# Being made redundant-pension?



## BONDGIRL (16 Oct 2009)

Hi all,
I am leaving Job in a few weeks. I have paid into pension DB for about 13 yrs.  What happens my pension when I leave?  I will not have a job for at least 2 months while I am on the search etc, so what happens to pension? where do I put it etc? Any help on this would be great. We do have some seminar in work but its not till a few days before I leave and I am on panic mode now. thanks


----------



## Mr DT (16 Oct 2009)

BONDGIRL said:


> Hi all,
> I am leaving Job in a few weeks. I have paid into pension DB for about 13 yrs. What happens my pension when I leave? I will not have a job for at least 2 months while I am on the search etc, so what happens to pension? where do I put it etc? Any help on this would be great. We do have some seminar in work but its not till a few days before I leave and I am on panic mode now. thanks


 

Dont think you need to panic. 13 years of pension contribution is a great start well done. 
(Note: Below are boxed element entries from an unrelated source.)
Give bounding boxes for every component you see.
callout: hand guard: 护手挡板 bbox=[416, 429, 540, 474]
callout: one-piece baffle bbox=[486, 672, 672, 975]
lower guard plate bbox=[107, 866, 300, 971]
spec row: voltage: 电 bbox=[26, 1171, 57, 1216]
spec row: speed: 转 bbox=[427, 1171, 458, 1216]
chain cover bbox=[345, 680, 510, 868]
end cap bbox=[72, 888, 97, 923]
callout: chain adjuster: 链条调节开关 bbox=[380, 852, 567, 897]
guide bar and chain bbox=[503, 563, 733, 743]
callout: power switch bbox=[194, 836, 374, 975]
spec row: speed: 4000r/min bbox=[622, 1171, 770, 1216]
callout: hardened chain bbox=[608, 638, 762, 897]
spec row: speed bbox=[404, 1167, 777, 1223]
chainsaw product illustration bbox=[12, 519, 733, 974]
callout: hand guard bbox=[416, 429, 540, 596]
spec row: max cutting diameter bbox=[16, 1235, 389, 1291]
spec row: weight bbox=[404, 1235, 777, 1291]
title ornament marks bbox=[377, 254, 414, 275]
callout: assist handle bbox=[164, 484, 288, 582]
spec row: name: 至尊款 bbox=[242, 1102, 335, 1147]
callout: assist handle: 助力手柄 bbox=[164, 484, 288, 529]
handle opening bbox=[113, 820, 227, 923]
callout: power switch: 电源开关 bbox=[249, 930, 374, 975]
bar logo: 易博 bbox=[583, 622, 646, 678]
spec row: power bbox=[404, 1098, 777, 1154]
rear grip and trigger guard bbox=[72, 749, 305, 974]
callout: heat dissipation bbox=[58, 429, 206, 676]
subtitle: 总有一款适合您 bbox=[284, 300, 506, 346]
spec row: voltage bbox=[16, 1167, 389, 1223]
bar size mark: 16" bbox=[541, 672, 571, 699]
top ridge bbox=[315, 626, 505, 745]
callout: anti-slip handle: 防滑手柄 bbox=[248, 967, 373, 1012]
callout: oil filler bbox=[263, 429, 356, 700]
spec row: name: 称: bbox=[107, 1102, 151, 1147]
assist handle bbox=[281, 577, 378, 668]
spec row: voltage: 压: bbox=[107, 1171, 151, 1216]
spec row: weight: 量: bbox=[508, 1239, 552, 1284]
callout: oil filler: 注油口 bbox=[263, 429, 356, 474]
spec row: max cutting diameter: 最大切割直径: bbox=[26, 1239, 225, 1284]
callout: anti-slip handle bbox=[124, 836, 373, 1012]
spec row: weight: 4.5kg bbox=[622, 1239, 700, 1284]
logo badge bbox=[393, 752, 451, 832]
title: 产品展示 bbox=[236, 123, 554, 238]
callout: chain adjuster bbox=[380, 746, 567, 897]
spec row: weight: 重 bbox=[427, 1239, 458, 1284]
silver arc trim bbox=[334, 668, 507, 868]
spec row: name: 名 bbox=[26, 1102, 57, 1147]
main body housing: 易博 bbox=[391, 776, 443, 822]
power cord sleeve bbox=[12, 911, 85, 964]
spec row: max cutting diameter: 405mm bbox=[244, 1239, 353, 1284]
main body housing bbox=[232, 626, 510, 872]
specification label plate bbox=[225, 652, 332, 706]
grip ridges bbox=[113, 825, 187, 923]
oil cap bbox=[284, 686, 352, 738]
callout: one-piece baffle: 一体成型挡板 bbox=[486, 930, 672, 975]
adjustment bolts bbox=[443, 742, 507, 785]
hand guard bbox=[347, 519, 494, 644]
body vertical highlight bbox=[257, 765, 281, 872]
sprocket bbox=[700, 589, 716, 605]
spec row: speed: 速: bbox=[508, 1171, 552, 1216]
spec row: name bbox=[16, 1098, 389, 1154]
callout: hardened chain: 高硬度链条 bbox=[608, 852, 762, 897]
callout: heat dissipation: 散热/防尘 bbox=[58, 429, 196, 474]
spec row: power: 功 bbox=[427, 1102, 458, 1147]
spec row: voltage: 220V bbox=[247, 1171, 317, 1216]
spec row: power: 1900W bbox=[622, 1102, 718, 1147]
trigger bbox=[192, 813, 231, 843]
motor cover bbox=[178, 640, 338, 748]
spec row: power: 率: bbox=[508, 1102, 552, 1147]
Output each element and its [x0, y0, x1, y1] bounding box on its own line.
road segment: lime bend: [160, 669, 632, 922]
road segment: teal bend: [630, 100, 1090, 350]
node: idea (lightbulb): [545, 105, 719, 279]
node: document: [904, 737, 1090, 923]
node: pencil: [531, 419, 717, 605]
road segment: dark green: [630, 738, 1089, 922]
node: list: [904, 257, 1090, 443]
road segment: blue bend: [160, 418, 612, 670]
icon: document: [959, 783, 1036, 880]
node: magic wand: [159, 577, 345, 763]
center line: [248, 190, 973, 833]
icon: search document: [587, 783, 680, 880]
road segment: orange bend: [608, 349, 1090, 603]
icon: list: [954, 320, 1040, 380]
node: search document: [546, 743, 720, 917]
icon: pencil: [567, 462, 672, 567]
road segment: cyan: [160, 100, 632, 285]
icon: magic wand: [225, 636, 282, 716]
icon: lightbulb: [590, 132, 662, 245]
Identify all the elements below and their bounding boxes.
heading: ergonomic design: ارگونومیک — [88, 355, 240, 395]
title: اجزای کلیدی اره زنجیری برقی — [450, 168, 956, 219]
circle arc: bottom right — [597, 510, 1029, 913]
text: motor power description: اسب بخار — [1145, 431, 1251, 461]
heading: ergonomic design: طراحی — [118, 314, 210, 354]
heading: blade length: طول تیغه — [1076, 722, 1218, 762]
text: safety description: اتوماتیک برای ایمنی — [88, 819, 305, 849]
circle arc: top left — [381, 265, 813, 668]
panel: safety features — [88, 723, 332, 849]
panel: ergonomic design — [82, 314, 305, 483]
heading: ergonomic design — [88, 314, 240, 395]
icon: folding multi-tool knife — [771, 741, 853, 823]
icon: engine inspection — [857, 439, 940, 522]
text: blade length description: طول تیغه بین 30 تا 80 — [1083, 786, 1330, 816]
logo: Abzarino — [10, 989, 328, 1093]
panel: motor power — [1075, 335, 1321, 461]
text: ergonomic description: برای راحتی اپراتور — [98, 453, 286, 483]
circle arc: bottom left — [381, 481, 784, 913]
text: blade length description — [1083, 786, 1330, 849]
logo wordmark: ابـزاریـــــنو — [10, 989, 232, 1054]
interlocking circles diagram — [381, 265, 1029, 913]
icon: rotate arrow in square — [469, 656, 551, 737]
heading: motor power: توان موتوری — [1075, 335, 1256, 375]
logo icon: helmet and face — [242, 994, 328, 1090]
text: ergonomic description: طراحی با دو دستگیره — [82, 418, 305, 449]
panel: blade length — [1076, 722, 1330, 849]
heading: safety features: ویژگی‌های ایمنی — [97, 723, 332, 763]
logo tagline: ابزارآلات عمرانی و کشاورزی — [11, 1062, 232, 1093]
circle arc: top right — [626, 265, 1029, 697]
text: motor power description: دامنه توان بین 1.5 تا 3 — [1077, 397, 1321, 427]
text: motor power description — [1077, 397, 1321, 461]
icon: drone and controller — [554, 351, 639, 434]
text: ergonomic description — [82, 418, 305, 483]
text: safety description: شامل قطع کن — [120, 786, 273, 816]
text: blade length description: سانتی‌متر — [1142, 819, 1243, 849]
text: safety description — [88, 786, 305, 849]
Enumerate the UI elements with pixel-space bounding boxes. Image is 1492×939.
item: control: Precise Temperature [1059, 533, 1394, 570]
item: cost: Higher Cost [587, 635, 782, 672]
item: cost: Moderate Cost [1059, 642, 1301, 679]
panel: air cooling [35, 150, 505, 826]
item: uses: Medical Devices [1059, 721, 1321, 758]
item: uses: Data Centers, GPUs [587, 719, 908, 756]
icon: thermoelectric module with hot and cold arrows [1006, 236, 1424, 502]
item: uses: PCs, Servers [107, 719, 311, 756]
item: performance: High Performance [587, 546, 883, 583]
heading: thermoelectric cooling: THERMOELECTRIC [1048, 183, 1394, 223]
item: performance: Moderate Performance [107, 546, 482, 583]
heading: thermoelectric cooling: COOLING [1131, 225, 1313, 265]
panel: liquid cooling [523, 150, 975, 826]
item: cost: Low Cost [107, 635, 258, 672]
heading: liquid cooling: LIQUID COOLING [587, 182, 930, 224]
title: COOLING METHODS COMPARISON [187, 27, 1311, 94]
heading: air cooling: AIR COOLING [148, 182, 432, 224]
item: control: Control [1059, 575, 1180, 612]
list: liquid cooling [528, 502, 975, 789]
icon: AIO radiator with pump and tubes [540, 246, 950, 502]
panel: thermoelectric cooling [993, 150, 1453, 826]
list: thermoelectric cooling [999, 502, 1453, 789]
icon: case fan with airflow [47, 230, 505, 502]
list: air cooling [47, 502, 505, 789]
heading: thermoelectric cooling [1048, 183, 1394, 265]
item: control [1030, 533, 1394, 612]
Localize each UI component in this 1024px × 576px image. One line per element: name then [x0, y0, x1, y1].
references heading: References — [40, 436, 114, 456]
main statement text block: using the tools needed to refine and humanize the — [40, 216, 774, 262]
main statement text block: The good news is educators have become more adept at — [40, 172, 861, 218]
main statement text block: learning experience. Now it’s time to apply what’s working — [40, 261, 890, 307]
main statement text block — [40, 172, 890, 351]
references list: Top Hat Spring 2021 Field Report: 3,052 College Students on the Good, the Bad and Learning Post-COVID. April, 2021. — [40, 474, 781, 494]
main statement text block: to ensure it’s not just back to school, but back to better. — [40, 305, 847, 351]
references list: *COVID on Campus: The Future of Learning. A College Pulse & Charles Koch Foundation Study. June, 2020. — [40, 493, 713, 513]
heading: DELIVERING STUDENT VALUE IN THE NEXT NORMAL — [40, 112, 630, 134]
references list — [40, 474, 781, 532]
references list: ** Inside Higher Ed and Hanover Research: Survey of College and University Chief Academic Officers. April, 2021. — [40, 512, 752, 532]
As far as i am aware, the fund will be frozen at its current level. (you and the company will not pay any more in to the fund). 

I'd wait for the seminar for the details.


----------



## LDFerguson (16 Oct 2009)

You will be entitled to a deferred pension at retirement from the DB scheme, assuming the scheme itself is still in existence by the time you want to retire.  

You may be offered a transfer value to buy out your entitlements but you'd have to think carefully before accepting this option as you would be giving up the guarantees the DB scheme offers.  That said, guarantees are only valuable if the scheme has the resources to meet them.  

I wrote [broken link removed] recently on the various options when one leaves a job.  You might find it useful.  

Regards, 

Liam


----------



## BONDGIRL (19 Oct 2009)

Liam

Very well written article.  This has really helped me.  Our seminar here is only on a week before I leave, will this be efficent time to organise what I want to do etc?

Just looking at the forms here in front of me and yes there is a section I have to complete whether I want to "wave your entitlement to take part of your pension as a lump sum in the future from the DB scheme. If you retain your option you can take some of your pension fund from the DB scheme as a tax free lump sum when you retire (age 65)"

If I do wave it, I will get extra 3k in my redundancy... not much...  Not sure what I should do!


----------



## LDFerguson (20 Oct 2009)

Hard to say without knowing how much you're giving up at retirement in return for €3,000 now.


----------



## BONDGIRL (21 Oct 2009)

how would I know how much I am giving up like?  The company I work with will probably wrap up in next ten yrs.. will this make a difference..  should I just leave it go? take a gamble?  I suppose the 3500k (doubled checked) will come in handy now and I do have a lot of AVCs built up etc for a girl my age.


----------